Faced with the lack of trans fat free vegetable oil alternatives, some
companies are gingerly turning back to palm oil, a saturated fat that
was taken out of many products in the late 1980's after an effective
campaign waged in part by the American Soybean Association and the
Center for Science in the Public Interest helped turn Americans away
from all forms of "tropical grease."
Kraft is using a combination of palm fruit oil and high-oleic canola
for the filling in its three trans-fat-free Oreo varieties - a
reduced-fat version and two with yellow, rather than chocolate, wafers.
Without the firmness of palm oil, getting the consistency that Oreo
lovers expect would have been nearly impossible, said Jean Spence,
Kraft's executive vice president for technical quality.
The trade-off was an extra half-gram of saturated fat per serving. The
company still has not figured out how to make the traditional Oreo
taste the same without trans fat or significantly higher saturated fat
levels. So far the new versions make up 9 percent of Oreo sales,
according to data from Information Resources, an industry research
firm.
Some companies are experimenting with new blends of liquid oil and
fully hydrogenated oil, which does not contain trans fat. Others are
using an enzyme method called intersterification to blend the oils.

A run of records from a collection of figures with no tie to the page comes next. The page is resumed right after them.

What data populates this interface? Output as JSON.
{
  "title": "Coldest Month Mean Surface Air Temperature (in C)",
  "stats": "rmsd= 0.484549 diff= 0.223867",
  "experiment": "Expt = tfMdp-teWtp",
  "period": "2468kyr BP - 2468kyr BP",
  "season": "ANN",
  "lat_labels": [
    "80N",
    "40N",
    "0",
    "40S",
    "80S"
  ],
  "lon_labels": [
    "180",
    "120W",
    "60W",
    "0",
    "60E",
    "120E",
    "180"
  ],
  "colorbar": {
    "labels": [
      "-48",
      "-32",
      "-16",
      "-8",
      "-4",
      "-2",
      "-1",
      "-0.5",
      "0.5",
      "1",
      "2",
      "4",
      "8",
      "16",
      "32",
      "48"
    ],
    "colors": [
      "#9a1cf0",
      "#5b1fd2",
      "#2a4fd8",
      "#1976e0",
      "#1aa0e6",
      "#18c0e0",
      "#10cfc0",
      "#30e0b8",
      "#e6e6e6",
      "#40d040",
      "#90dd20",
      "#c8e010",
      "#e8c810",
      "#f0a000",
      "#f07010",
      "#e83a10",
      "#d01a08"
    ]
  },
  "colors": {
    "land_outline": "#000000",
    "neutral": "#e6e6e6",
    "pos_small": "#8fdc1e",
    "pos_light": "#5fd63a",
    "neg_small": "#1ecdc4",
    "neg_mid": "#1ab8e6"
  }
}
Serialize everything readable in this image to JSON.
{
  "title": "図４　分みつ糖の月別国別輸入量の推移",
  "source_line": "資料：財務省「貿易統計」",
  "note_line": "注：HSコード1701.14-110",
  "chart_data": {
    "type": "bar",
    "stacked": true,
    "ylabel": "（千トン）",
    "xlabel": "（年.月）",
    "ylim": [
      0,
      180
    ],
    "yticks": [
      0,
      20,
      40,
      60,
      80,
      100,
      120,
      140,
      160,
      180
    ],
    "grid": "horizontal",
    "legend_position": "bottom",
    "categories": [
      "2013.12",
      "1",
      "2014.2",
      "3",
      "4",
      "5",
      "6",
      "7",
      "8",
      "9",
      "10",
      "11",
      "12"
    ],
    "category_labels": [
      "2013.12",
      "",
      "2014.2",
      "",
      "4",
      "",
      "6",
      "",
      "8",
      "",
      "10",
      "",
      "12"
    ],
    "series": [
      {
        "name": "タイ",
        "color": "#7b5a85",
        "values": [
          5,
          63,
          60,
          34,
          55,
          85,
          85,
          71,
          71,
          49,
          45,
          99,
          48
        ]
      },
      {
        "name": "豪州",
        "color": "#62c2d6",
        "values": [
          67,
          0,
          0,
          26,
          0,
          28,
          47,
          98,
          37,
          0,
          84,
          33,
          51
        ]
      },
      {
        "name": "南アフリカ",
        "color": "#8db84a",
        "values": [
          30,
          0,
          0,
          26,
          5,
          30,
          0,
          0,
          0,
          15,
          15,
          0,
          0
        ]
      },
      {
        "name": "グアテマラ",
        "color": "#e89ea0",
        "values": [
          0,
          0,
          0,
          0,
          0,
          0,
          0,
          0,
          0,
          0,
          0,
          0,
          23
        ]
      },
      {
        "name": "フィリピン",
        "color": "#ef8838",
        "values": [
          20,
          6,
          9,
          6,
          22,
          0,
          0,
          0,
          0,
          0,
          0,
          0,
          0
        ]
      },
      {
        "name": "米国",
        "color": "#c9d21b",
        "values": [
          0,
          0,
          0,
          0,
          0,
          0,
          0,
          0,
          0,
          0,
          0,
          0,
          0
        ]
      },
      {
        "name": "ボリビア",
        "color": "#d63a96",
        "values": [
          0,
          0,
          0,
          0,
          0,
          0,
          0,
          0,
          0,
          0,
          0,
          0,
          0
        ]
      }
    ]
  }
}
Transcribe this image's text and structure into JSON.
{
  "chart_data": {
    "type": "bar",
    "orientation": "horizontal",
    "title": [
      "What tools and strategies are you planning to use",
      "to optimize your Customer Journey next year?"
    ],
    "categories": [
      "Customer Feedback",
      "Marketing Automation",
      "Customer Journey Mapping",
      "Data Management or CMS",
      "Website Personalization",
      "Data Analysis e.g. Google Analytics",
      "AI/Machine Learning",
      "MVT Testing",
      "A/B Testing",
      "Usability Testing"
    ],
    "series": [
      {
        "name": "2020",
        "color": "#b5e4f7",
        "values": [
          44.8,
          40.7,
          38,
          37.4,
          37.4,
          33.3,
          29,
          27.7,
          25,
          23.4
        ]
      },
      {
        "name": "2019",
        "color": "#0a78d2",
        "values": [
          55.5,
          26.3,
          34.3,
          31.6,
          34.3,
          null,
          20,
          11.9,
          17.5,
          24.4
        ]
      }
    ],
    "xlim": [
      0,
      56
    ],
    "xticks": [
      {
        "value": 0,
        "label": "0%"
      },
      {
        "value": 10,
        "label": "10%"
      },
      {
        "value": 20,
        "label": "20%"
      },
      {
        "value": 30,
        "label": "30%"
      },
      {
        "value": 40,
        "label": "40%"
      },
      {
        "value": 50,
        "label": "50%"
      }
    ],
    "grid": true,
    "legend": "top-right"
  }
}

Critics say that these offerings are still artificial, highly processed
ingredients that may not be much safer than oils produced by partial
hydrogenation. And nutritionists wonder whether consumers know enough
to distinguish good fat from bad, and natural oils from artificial.
"I don't know that they will look at a label that has low trans fat and
high saturated fat and be able to figure out if it is healthy or not,"
Joanne Ikeda, a nutrition professor at the Center of Health and Weight
at the University of California, Berkeley.
And consumers might not even care.
"I know there are healthy fats and there are unhealthy fats and that
trans fats are the unhealthy ones, but I don't know what they are
supposed to do to you," said Thai Bu, 32, who was buying whole-grain
bread and eggs recently at a West Seattle grocery store. "If I want a
cookie and it has it in it, I'll still eat one or two."